Elena Sofia Ricci recita ne I Cesaroni

Elena Sofia Ricci recita ne I Cesaroni

In tv ha molto successo in numerose serie televisive a partire dal 1990, anno in cui recita al fianco di Marco Columbro in Caro maestro. Successivamente reciterà in Orgoglio, in onda su Rai 1, vestendo i panni di Anna Obrofari, una nobile. Nel 2006 copre l’importante ruolo di Francesca Morvillo, moglie del magistrato ucciso dalla mafia al quale viene nominata la serie Giovanni Falcone – L’uomo che sfidò Cosa Nostra. Negli stessi anni raggiunge un grande successo attraverso la serie televisiva I Cesaroni al fianco di Claudio Amendola.
Il 2009 è l’anno che la vede nuovamente protagonista al cinema, prima con Ex e poi con Genitori & figli – Agitare bene prima dell’uso nel 2010. Sempre nello stesso anno recita in un film di Ferzan Ozpetek, Mine Vaganti, per il quale ottiene significanti riconoscimenti.
La grande fortuna sembra arrivare ancora nel 2011 quando inizia a recitare nella serie televisiva Che Dio ci aiuti, di Francesco Vicario e nella quale impersona Suor Angela, la protagonista.

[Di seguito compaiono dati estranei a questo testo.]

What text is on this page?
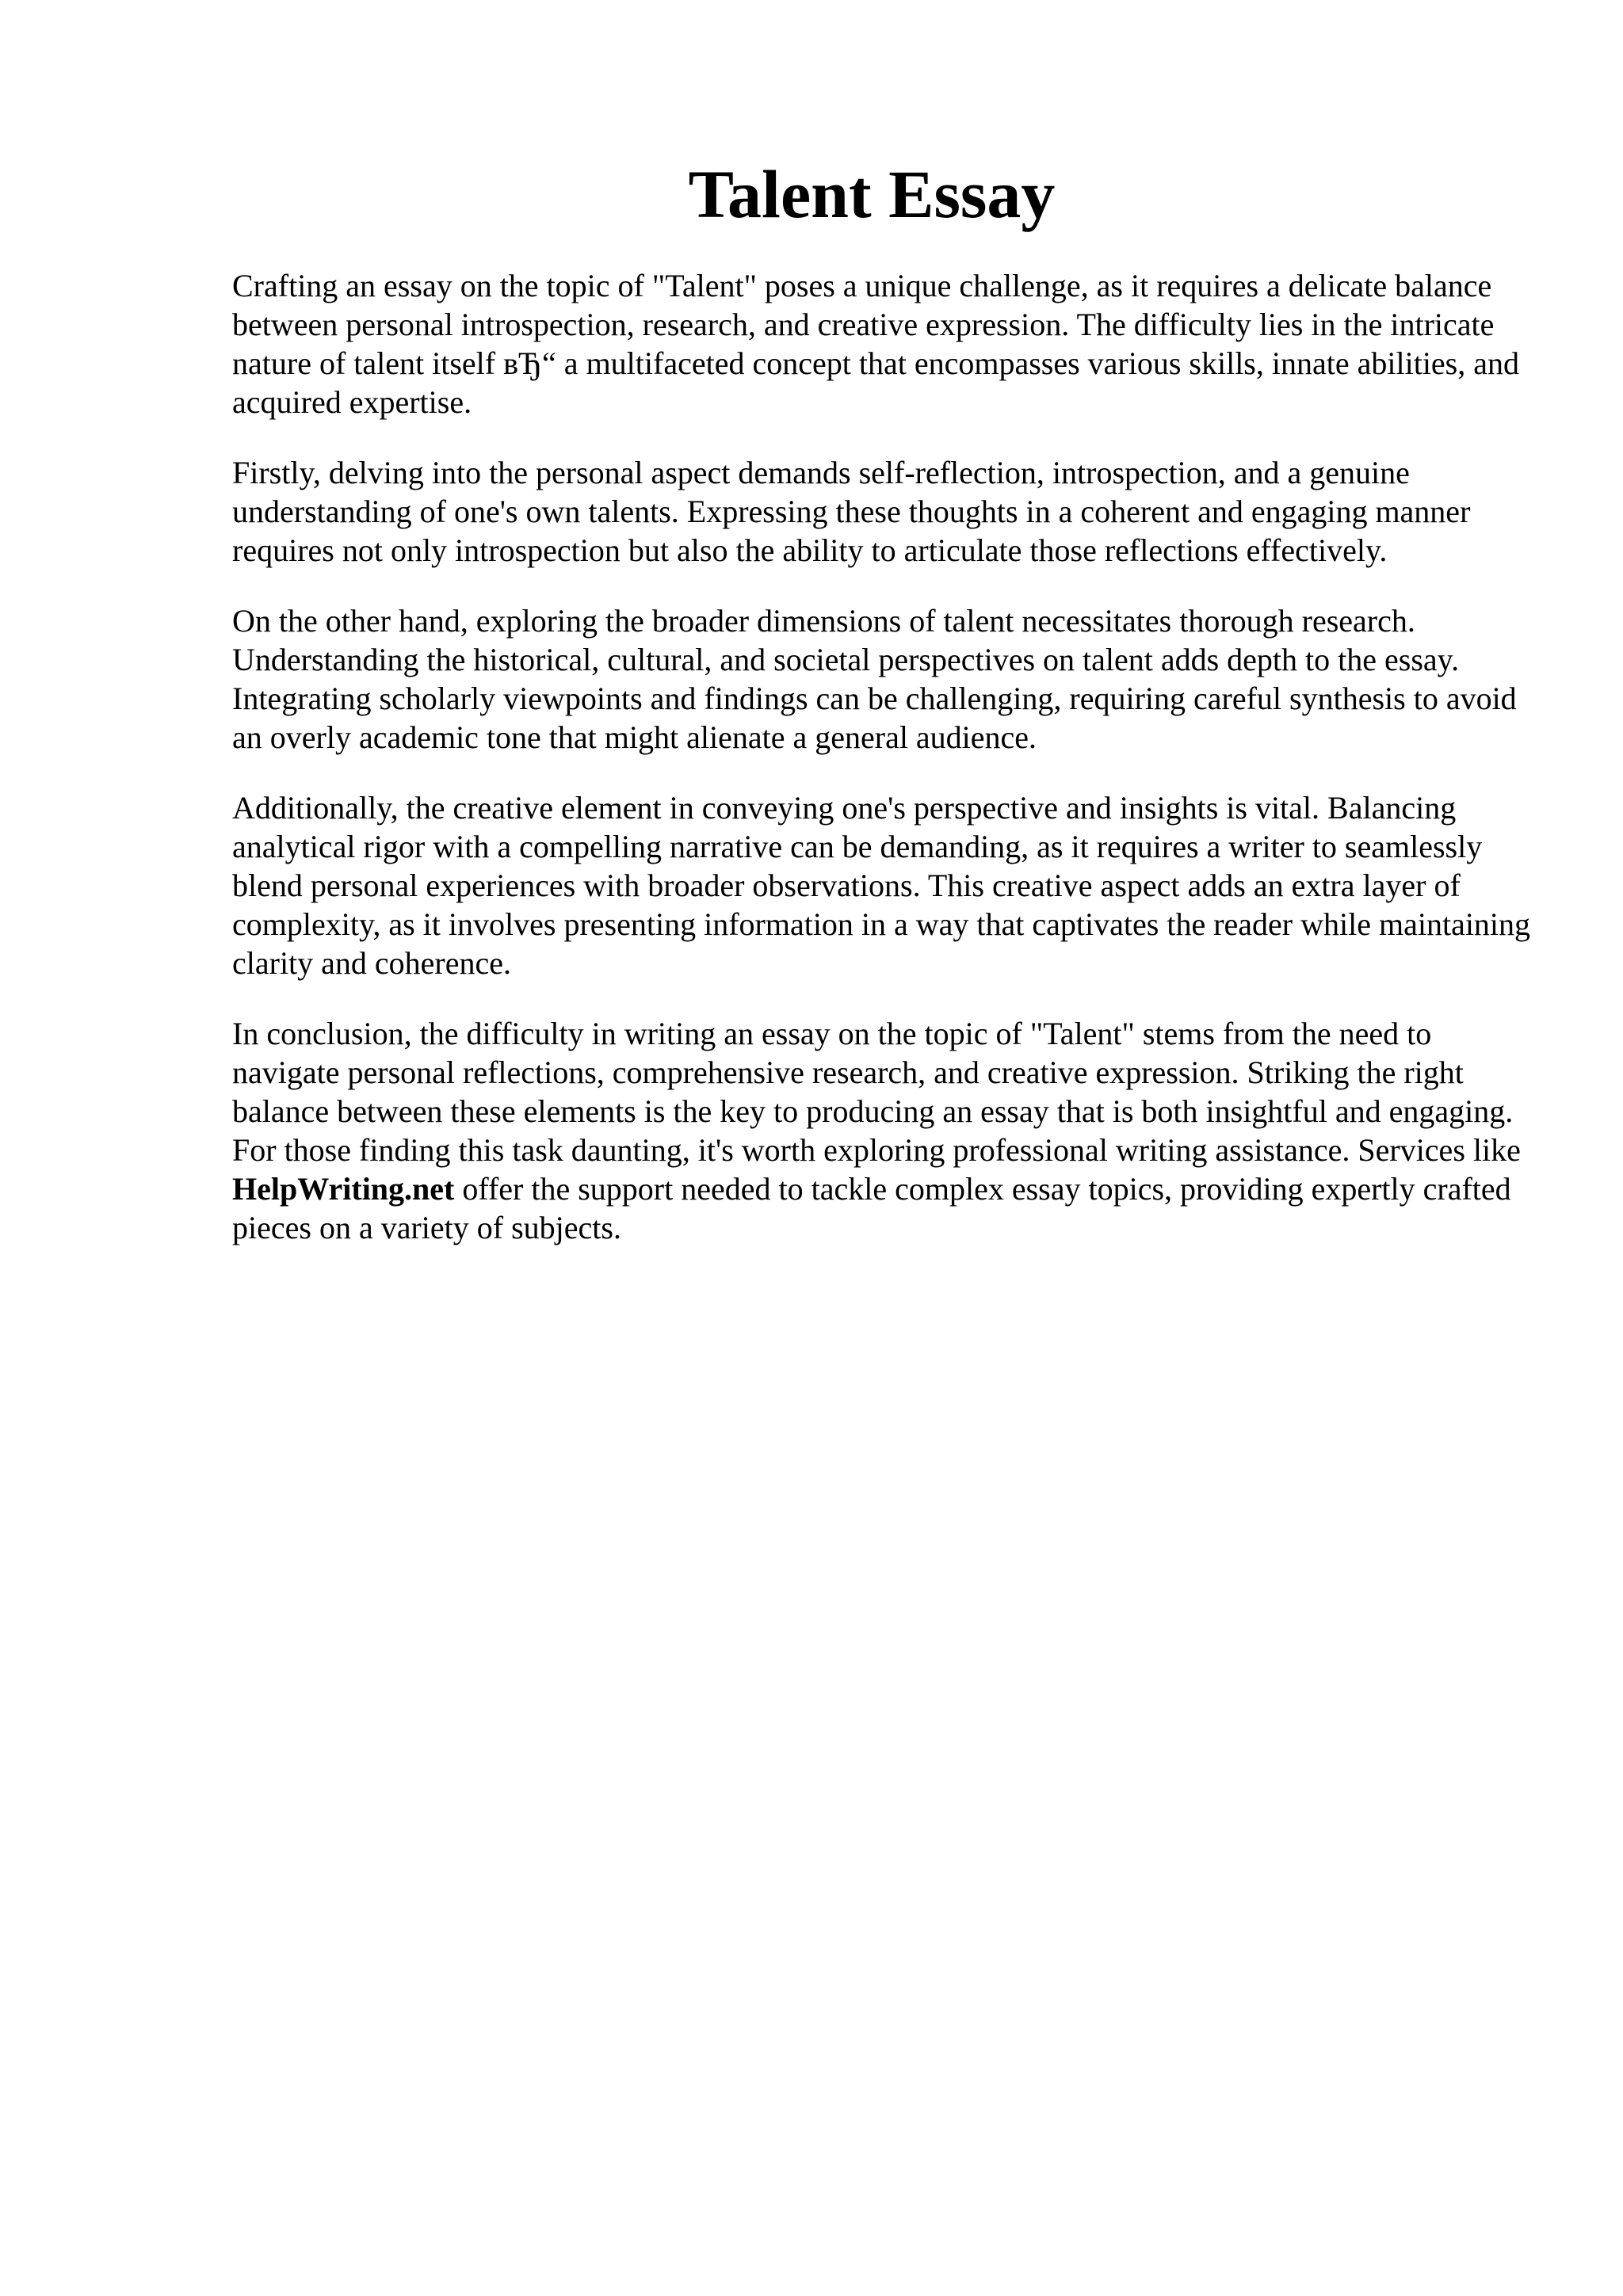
Talent Essay

Crafting an essay on the topic of "Talent" poses a unique challenge, as it requires a delicate balance between personal introspection, research, and creative expression. The difficulty lies in the intricate nature of talent itself вЂ“ a multifaceted concept that encompasses various skills, innate abilities, and acquired expertise.

Firstly, delving into the personal aspect demands self-reflection, introspection, and a genuine understanding of one's own talents. Expressing these thoughts in a coherent and engaging manner requires not only introspection but also the ability to articulate those reflections effectively.

On the other hand, exploring the broader dimensions of talent necessitates thorough research. Understanding the historical, cultural, and societal perspectives on talent adds depth to the essay. Integrating scholarly viewpoints and findings can be challenging, requiring careful synthesis to avoid an overly academic tone that might alienate a general audience.

Additionally, the creative element in conveying one's perspective and insights is vital. Balancing analytical rigor with a compelling narrative can be demanding, as it requires a writer to seamlessly blend personal experiences with broader observations. This creative aspect adds an extra layer of complexity, as it involves presenting information in a way that captivates the reader while maintaining clarity and coherence.

In conclusion, the difficulty in writing an essay on the topic of "Talent" stems from the need to navigate personal reflections, comprehensive research, and creative expression. Striking the right balance between these elements is the key to producing an essay that is both insightful and engaging. For those finding this task daunting, it's worth exploring professional writing assistance. Services like HelpWriting.net offer the support needed to tackle complex essay topics, providing expertly crafted pieces on a variety of subjects.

elena sofia ricci che dio ci aiuti

Elena Soffia Ricci in Che Dio ci aiuti

Il successo è talmente elevato da continuarne la produzione per altre 4 stagioni, fino alla quinta in onda al momento su Rai 1. Oltre a un grande successo, l’attrice definisce questo lavoro anche una rivelazione: “Questa fiction è stata fondamentale per me perché ho ritrovato la fede: otto anni fa quando cominciai “Che Dio ci aiuti” ho incontrato una vera suora vera che assomiglia a Suor Angela e che mi ha insegnato alcune cose utili per il ruolo che andavo a interpretare. In realtà mi ha insegnato molto di più: ho recuperato la mia dimensione spirituale che mi ha aiutato nei mesi scorsi quando se ne è andata la mia mamma”.
Dalla tv al cinema per poi ricominciare. Nel 2018 ha interpretato i panni di Veronica Lario in Loro, il nuovo lavoro di Paolo Sorrentino che ripercorre la vita di Silvio Berlusconi, dal punto di vista personale ed emotivo.